Gli interessi periferici del Cremlino nel continente africano iniziarono durante la Guerra Fredda. A partire dalla seconda metà degli anni ‘50, l’Unione Sovietica si è impegnata attivamente nel rimodellare il panorama politico del continente, concedendo generosi programmi di assistenza economica e militare a numerosi gruppi locali marxisti, anti-coloniali e/o anti-occidentali. Dopo il crollo dell’URSS, nel 1991, questi legami si indebolirono, per poi riprendere vigore col progressivo deteriorarsi dei rapporti tra Russia ed Occidente.
Oggi, l’impegno militare di Mosca in Africa non si misura sulle relazioni bilaterali ufficiali (per esempio, gli export di armamenti), bensì attraverso la cooperazione militare informale con i Paesi più ricchi, instabili e strategicamente contesi del continente: i Paesi del Sahel.
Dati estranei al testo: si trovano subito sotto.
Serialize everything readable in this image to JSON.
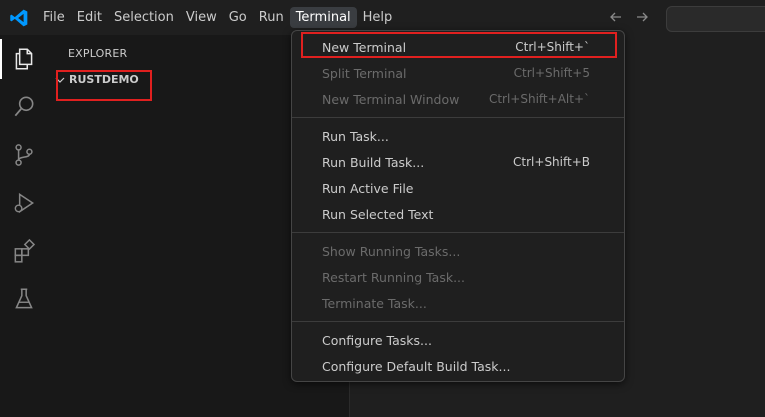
{
  "menubar": {
    "items": [
      "File",
      "Edit",
      "Selection",
      "View",
      "Go",
      "Run",
      "Terminal",
      "Help"
    ],
    "active_index": 6
  },
  "sidebar": {
    "title": "EXPLORER",
    "folder": "RUSTDEMO"
  },
  "terminal_menu": {
    "items": [
      {
        "label": "New Terminal",
        "shortcut": "Ctrl+Shift+`",
        "enabled": true
      },
      {
        "label": "Split Terminal",
        "shortcut": "Ctrl+Shift+5",
        "enabled": false
      },
      {
        "label": "New Terminal Window",
        "shortcut": "Ctrl+Shift+Alt+`",
        "enabled": false
      },
      {
        "label": "Run Task...",
        "shortcut": "",
        "enabled": true
      },
      {
        "label": "Run Build Task...",
        "shortcut": "Ctrl+Shift+B",
        "enabled": true
      },
      {
        "label": "Run Active File",
        "shortcut": "",
        "enabled": true
      },
      {
        "label": "Run Selected Text",
        "shortcut": "",
        "enabled": true
      },
      {
        "label": "Show Running Tasks...",
        "shortcut": "",
        "enabled": false
      },
      {
        "label": "Restart Running Task...",
        "shortcut": "",
        "enabled": false
      },
      {
        "label": "Terminate Task...",
        "shortcut": "",
        "enabled": false
      },
      {
        "label": "Configure Tasks...",
        "shortcut": "",
        "enabled": true
      },
      {
        "label": "Configure Default Build Task...",
        "shortcut": "",
        "enabled": true
      }
    ]
  },
  "colors": {
    "accent_highlight": "#e0201f",
    "logo_blue": "#0098ff"
  }
}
Sahel, una polveriera nel deserto
Per “Sahel” si intende la vasta fascia del Sahara meridionale che unisce l’oceano Atlantico al Mar Rosso, attraversando 12 Paesi: la sua “regione politica”, così come è stata definita dalle Nazioni Unite, comprende 10 Stati: Senegal, Gambia, Mauritania, Guinea, Mali, Burkina Faso, Niger, Ciad, Camerun e Nigeria (1) .
Nel 2023, secondo quanto riportato dall’Institute for Economics and Peace (IEP) nel Global Terrorism Index 2024, il Sahel ha registrato il 47% delle morti per terrorismo a livello globale. Il Burkina Faso è stato il paese più colpito al mondo, registrando quasi 2.000 morti a seguito di 258 attentati. Si tratta di un quarto delle morti totali per terrorismo, in un solo Paese. Nell’intera regione, si stima che il terrorismo sia incrementato di più del 2.000% in poco più di quindici anni. Basti pensare che tra i 20 attentati più letali del 2023, 13 sono avvenuti nel Sahel: 7 in Burkina Faso, 2 in Mali, 2 Niger e 2 in Nigeria, tutti ad opera dello Stato Islamico (IS/ISWA) o del gruppo jihadista affiliato ad al-Qaeda “Jamaat Nusrat Al-Islam wal Muslimeen” (JNIM).